Second Sunday of Advent, December 7, 2025: Isaiah 11:1-10; Romans 15:4-13; Matthew 3:1-12; Psalm 72:1-7, 18-19
You’ve got to hand it to him, John the Baptist was quite a sight. He appears in the wilderness, telling everyone to repent because “the kingdom of heaven has come near”. I’ve always wondered who exactly in the wilderness John is talking to, but he’s clearly got an audience. That in spite of the fact that he was wearing camel’s hair clothing and a leather belt, and “his food was locusts and wild honey”.
Anyone who has spent time in the wilderness, even the relatively tame wilderness of our national parks, knows it is easy to get lost, to get disoriented. You think you are following a trail, and then you wonder if you missed a turn. I once had a six mile hike turn into a twelve mile hike because we kept losing the way.
But there are also moments of magic in the wilderness, times when you feel at one with the universe, or have a glimpse of the connections between all creatures, or feel the presence of God. There is something about being out of our comfort zones that opens us to experiencing the world in new ways. So it is not surprising that John comes out of the wilderness with his call to repent, or that Isaiah tells the people of Israel to listen to “the voice of one crying out in the wilderness”.

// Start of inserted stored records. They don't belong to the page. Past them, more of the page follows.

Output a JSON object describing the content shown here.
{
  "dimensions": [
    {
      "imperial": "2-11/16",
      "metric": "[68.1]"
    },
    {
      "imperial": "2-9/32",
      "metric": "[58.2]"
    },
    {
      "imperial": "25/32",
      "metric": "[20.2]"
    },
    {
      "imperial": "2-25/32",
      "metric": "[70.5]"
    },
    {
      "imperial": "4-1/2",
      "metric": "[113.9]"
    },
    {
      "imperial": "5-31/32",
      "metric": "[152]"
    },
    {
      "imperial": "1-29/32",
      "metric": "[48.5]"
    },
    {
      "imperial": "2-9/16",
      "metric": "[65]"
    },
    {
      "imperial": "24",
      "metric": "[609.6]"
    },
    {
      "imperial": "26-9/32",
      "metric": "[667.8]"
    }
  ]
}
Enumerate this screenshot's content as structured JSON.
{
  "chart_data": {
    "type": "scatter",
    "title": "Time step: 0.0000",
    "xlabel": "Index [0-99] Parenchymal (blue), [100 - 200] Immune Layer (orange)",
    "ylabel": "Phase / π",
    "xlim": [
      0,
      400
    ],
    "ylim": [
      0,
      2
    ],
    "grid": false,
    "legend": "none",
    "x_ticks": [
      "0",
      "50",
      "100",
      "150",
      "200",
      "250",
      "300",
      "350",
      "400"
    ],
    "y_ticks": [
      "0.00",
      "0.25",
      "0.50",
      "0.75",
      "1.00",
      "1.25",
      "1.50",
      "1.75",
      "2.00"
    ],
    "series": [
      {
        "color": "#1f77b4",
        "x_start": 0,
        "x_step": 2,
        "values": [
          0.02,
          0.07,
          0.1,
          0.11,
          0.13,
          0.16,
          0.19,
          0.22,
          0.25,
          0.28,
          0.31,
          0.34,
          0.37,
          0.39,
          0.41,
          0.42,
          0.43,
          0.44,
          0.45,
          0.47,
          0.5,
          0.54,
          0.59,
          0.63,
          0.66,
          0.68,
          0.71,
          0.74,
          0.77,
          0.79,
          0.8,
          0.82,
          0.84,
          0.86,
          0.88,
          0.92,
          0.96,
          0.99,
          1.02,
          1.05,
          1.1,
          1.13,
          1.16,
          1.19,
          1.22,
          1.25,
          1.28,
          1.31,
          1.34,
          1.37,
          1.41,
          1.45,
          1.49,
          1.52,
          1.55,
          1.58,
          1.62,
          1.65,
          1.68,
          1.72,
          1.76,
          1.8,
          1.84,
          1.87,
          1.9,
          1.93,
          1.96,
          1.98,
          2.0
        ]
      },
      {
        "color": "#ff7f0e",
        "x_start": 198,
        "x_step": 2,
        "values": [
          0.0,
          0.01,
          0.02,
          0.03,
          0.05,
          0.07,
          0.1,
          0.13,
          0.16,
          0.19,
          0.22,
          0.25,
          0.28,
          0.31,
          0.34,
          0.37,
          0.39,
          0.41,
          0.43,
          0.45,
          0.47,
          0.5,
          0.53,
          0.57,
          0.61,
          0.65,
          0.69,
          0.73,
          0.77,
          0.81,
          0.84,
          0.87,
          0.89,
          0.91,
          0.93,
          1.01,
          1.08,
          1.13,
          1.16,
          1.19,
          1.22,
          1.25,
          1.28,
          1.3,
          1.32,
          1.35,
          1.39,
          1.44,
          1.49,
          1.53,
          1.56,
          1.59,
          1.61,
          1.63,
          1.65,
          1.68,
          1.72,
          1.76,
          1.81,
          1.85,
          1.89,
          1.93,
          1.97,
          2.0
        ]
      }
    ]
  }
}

In our reading from Isaiah today, we hear more about the promised time of the Lord. The Son of Man will be a shoot “from the stump of Jesse”: even if you thought the tree was dead it is still sending out shoots. He will not be like the rest of us: He shall not judge by what his eyes see, or decide by what his ears hear; but with righteousness he shall judge the poor, and decide with equity for the meek of the earth. Isaiah reminds us that we do not see the way the Lord does, and so the poor will have justice, the meek equity. Implicitly, Isaiah reminds us that this is not generally the case.
Isaiah’s prophecy includes his beautiful description of the peaceable kingdom, where The wolf shall live with the lamb, the leopard shall lie down with the kid,
the calf and the lion and the fatling together, and a little child shall lead them.
The cow and the bear shall graze, their young shall lie down together; and the lion shall eat straw like the ox.
In the early 19th century, the Quaker painter Edward Hicks painted hundreds of versions of this scene. In the one below, Hicks portrayed an imagined scene of peaceful exchange between William Penn and the Indigenous people of Pennsylvania. He was, then, imagining America as the peaceable kingdom. We know it was not true, and that less than 30 years after this was painted the US was mired in Civil War.

Pennsylvania Academic of Fine Arts, https://www.pafa.org/museum/collection/item/peaceable-kingdom, c. 1833
We do not need to look far to know that the peaceable kingdom promised by Isaiah is not present here on earth. There is violence in our country, and wars in Sudan, Gaza, Ukraine and many other areas. John calls us to repent and to bear good fruit. Our challenge in Advent is to bear good fruit, to create places where we can make Isaiah’s promise a reality.